Detective superintendent Smith said the RBT-style checkpoints would remain in place.
"ACT Policing's temporary road checkpoints show the community that we can be anywhere at any time," he said. "We'll continue to conduct random patrols."
Meanwhile, ACT SES and Rural Fire Service volunteers will remain in place for a week to help bolster police numbers carrying out COVID compliance checks for those in hotel quarantine, despite greater Brisbane no longer being considered a virus hotspot.
The crews had been brought in due to a rising number of people who were self-isolating at home in Canberra after returning to the ACT from a hotspot area.
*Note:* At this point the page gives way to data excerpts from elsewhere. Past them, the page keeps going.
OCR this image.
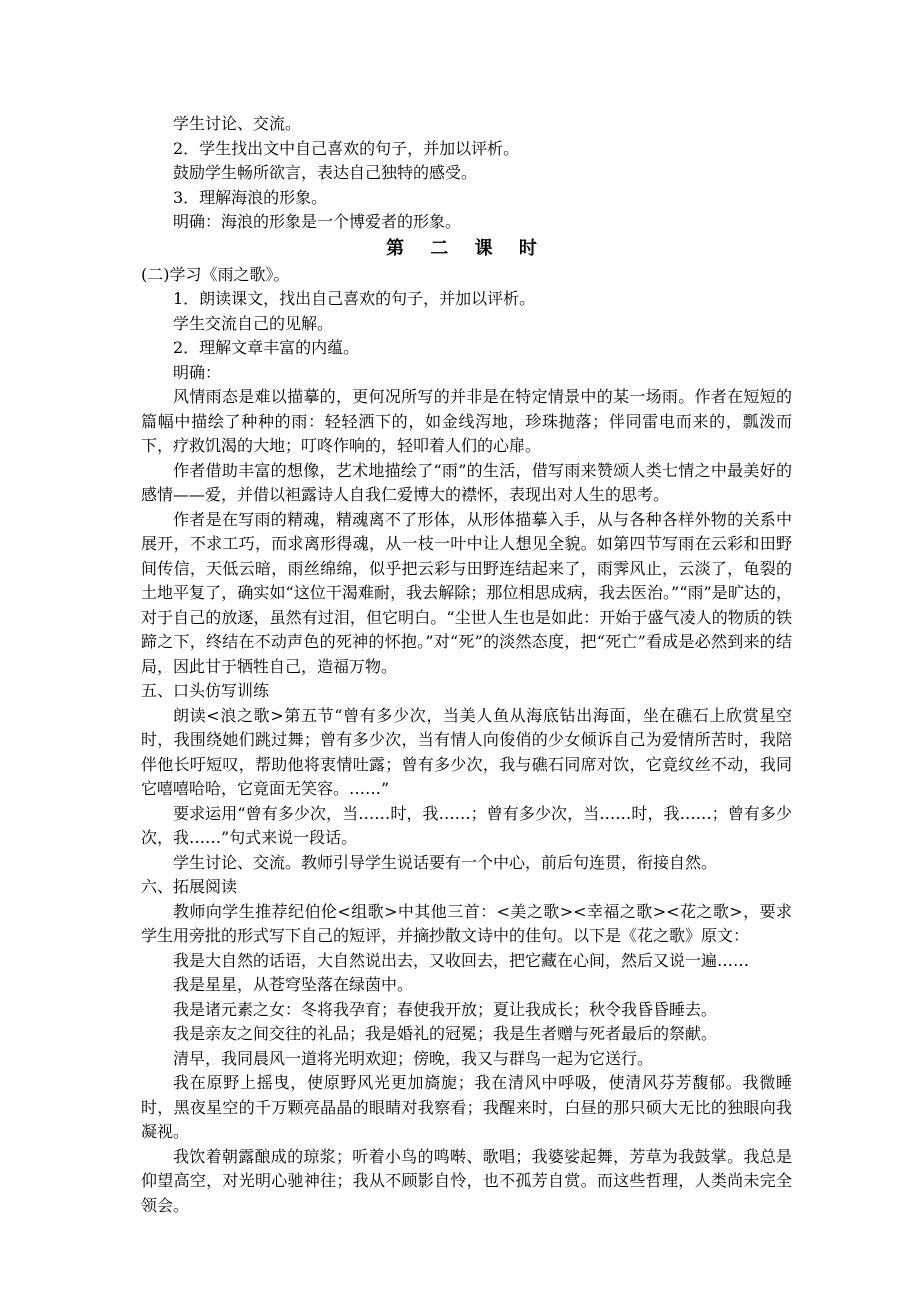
学生讨论、交流。

2．学生找出文中自己喜欢的句子，并加以评析。

鼓励学生畅所欲言，表达自己独特的感受。

3．理解海浪的形象。

明确：海浪的形象是一个博爱者的形象。

第 二 课 时

(二)学习《雨之歌》。

1．朗读课文，找出自己喜欢的句子，并加以评析。

学生交流自己的见解。

2．理解文章丰富的内蕴。

明确：

风情雨态是难以描摹的，更何况所写的并非是在特定情景中的某一场雨。作者在短短的篇幅中描绘了种种的雨：轻轻洒下的，如金线泻地，珍珠抛落；伴同雷电而来的，瓢泼而下，疗救饥渴的大地；叮咚作响的，轻叩着人们的心扉。

作者借助丰富的想像，艺术地描绘了“雨”的生活，借写雨来赞颂人类七情之中最美好的感情——爱，并借以袒露诗人自我仁爱博大的襟怀，表现出对人生的思考。

作者是在写雨的精魂，精魂离不了形体，从形体描摹入手，从与各种各样外物的关系中展开，不求工巧，而求离形得魂，从一枝一叶中让人想见全貌。如第四节写雨在云彩和田野间传信，天低云暗，雨丝绵绵，似乎把云彩与田野连结起来了，雨霁风止，云淡了，龟裂的土地平复了，确实如“这位干渴难耐，我去解除；那位相思成病，我去医治。”“雨”是旷达的，对于自己的放逐，虽然有过泪，但它明白。“尘世人生也是如此：开始于盛气凌人的物质的铁蹄之下，终结在不动声色的死神的怀抱。”对“死”的淡然态度，把“死亡”看成是必然到来的结局，因此甘于牺牲自己，造福万物。

五、口头仿写训练

朗读<浪之歌>第五节“曾有多少次，当美人鱼从海底钻出海面，坐在礁石上欣赏星空时，我围绕她们跳过舞；曾有多少次，当有情人向俊俏的少女倾诉自己为爱情所苦时，我陪伴他长吁短叹，帮助他将衷情吐露；曾有多少次，我与礁石同席对饮，它竟纹丝不动，我同它嘻嘻哈哈，它竟面无笑容。……”

要求运用“曾有多少次，当……时，我……；曾有多少次，当……时，我……；曾有多少次，我……”句式来说一段话。

学生讨论、交流。教师引导学生说话要有一个中心，前后句连贯，衔接自然。

六、拓展阅读

教师向学生推荐纪伯伦<组歌>中其他三首：<美之歌><幸福之歌><花之歌>，要求学生用旁批的形式写下自己的短评，并摘抄散文诗中的佳句。以下是《花之歌》原文：

我是大自然的话语，大自然说出去，又收回去，把它藏在心间，然后又说一遍……

我是星星，从苍穹坠落在绿茵中。

我是诸元素之女：冬将我孕育；春使我开放；夏让我成长；秋令我昏昏睡去。

我是亲友之间交往的礼品；我是婚礼的冠冕；我是生者赠与死者最后的祭献。

清早，我同晨风一道将光明欢迎；傍晚，我又与群鸟一起为它送行。

我在原野上摇曳，使原野风光更加旖旎；我在清风中呼吸，使清风芬芳馥郁。我微睡时，黑夜星空的千万颗亮晶晶的眼睛对我察看；我醒来时，白昼的那只硕大无比的独眼向我凝视。

我饮着朝露酿成的琼浆；听着小鸟的鸣啭、歌唱；我婆娑起舞，芳草为我鼓掌。我总是仰望高空，对光明心驰神往；我从不顾影自怜，也不孤芳自赏。而这些哲理，人类尚未完全领会。
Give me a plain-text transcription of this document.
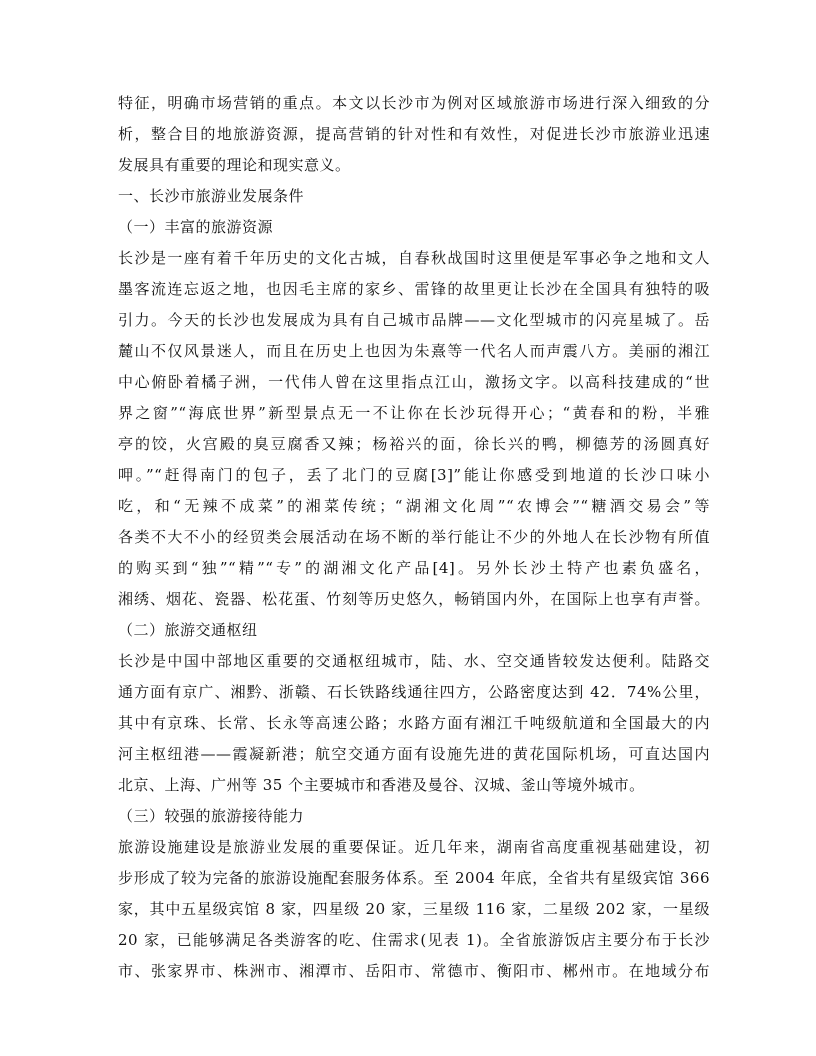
特征，明确市场营销的重点。本文以长沙市为例对区域旅游市场进行深入细致的分
析，整合目的地旅游资源，提高营销的针对性和有效性，对促进长沙市旅游业迅速
发展具有重要的理论和现实意义。
一、长沙市旅游业发展条件
（一）丰富的旅游资源
长沙是一座有着千年历史的文化古城，自春秋战国时这里便是军事必争之地和文人
墨客流连忘返之地，也因毛主席的家乡、雷锋的故里更让长沙在全国具有独特的吸
引力。今天的长沙也发展成为具有自己城市品牌——文化型城市的闪亮星城了。岳
麓山不仅风景迷人，而且在历史上也因为朱熹等一代名人而声震八方。美丽的湘江
中心俯卧着橘子洲，一代伟人曾在这里指点江山，激扬文字。以高科技建成的“世
界之窗”“海底世界”新型景点无一不让你在长沙玩得开心；“黄春和的粉，半雅
亭的饺，火宫殿的臭豆腐香又辣；杨裕兴的面，徐长兴的鸭，柳德芳的汤圆真好
呷。”“赶得南门的包子，丢了北门的豆腐[3]”能让你感受到地道的长沙口味小
吃，和“无辣不成菜”的湘菜传统；“湖湘文化周”“农博会”“糖酒交易会”等
各类不大不小的经贸类会展活动在场不断的举行能让不少的外地人在长沙物有所值
的购买到“独”“精”“专”的湖湘文化产品[4]。另外长沙土特产也素负盛名，
湘绣、烟花、瓷器、松花蛋、竹刻等历史悠久，畅销国内外，在国际上也享有声誉。
（二）旅游交通枢纽
长沙是中国中部地区重要的交通枢纽城市，陆、水、空交通皆较发达便利。陆路交
通方面有京广、湘黔、浙赣、石长铁路线通往四方，公路密度达到 42．74%公里，
其中有京珠、长常、长永等高速公路；水路方面有湘江千吨级航道和全国最大的内
河主枢纽港——霞凝新港；航空交通方面有设施先进的黄花国际机场，可直达国内
北京、上海、广州等 35 个主要城市和香港及曼谷、汉城、釜山等境外城市。
（三）较强的旅游接待能力
旅游设施建设是旅游业发展的重要保证。近几年来，湖南省高度重视基础建设，初
步形成了较为完备的旅游设施配套服务体系。至 2004 年底，全省共有星级宾馆 366
家，其中五星级宾馆 8 家，四星级 20 家，三星级 116 家，二星级 202 家，一星级
20 家，已能够满足各类游客的吃、住需求(见表 1)。全省旅游饭店主要分布于长沙
市、张家界市、株洲市、湘潭市、岳阳市、常德市、衡阳市、郴州市。在地域分布
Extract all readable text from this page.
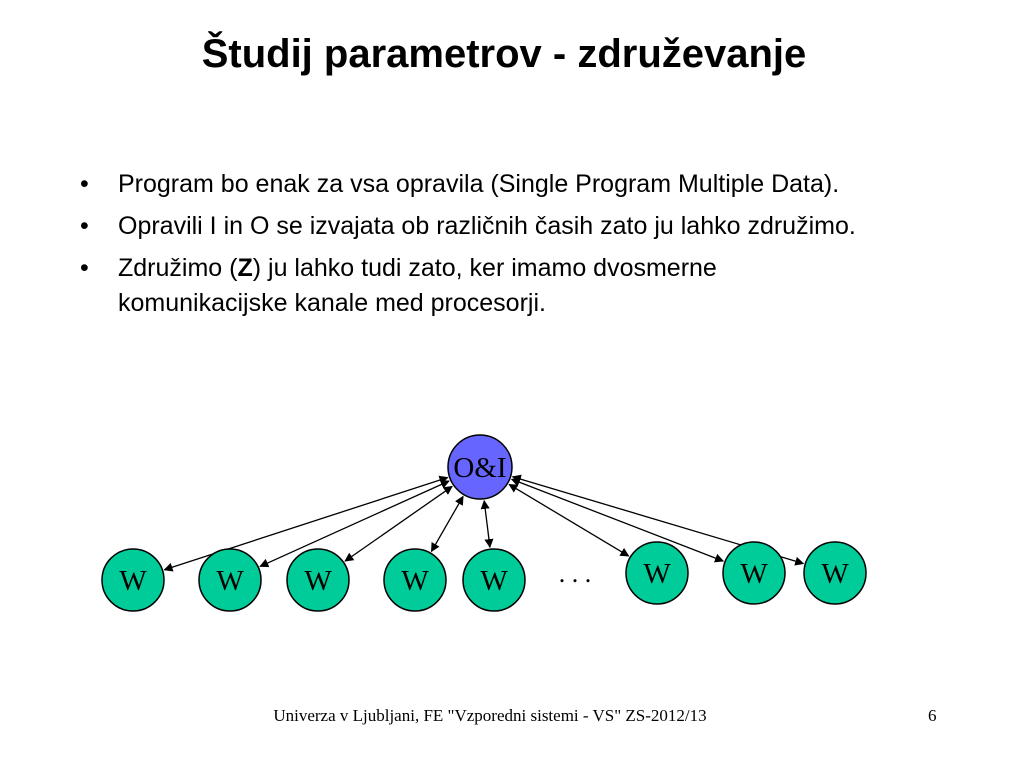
Študij parametrov - združevanje
• Program bo enak za vsa opravila (Single Program Multiple Data).
• Opravili I in O se izvajata ob različnih časih zato ju lahko združimo.
• Združimo (Z) ju lahko tudi zato, ker imamo dvosmerne komunikacijske kanale med procesorji.
O&I
W W W W W	W W W
. . .
Univerza v Ljubljani, FE "Vzporedni sistemi - VS" ZS-2012/13	6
The relaxation of a lockdown in greater Brisbane has meant 4800 ACT residents who had been in isolation after visiting the city since January 2 will be allowed to leave quarantine.
Prior to the Brisbane quarantine order being lifted, more than 7500 people were in quarantine at home in the ACT.
While the number of people in home quarantine has drastically reduced, 15 additional crews from the SES and RFS will be on hand each day for the next week.
As part of their roles, volunteers will be taking incoming mandatory phone calls from those in self-isolation, who have been directed through a text message to contact police , to make sure they are still in quarantine.
Detective superintendent Smith said the additional help for police doing the compliance checks will be a large boost.
"We've had a significant increase in the number of people in quarantine with increasing number of hot spots," he said.
"We anticipate we'll see [the assistance of SES and RFS crews] for a while."
At-home checks by police of those who returned to the ACT from high-risk areas will continue to be carried out by police.
With the help of SES and RFS crews, more than 100 people in self-isolation can be contacted in an hour, while those conducting at-home checks can average up to 90 homes per day.
ACT SES chief officer Anthony Draheim said the volunteer crews would be used for as long as they are required.
"We reassess the situation on an ongoing basis, at this stage we are locked in for the whole week," he said.
"The team is going well and I'm extremely proud of their contribution."
While 15 volunteer crew members will assist police each day, the same 15 won't be used for each day they are required.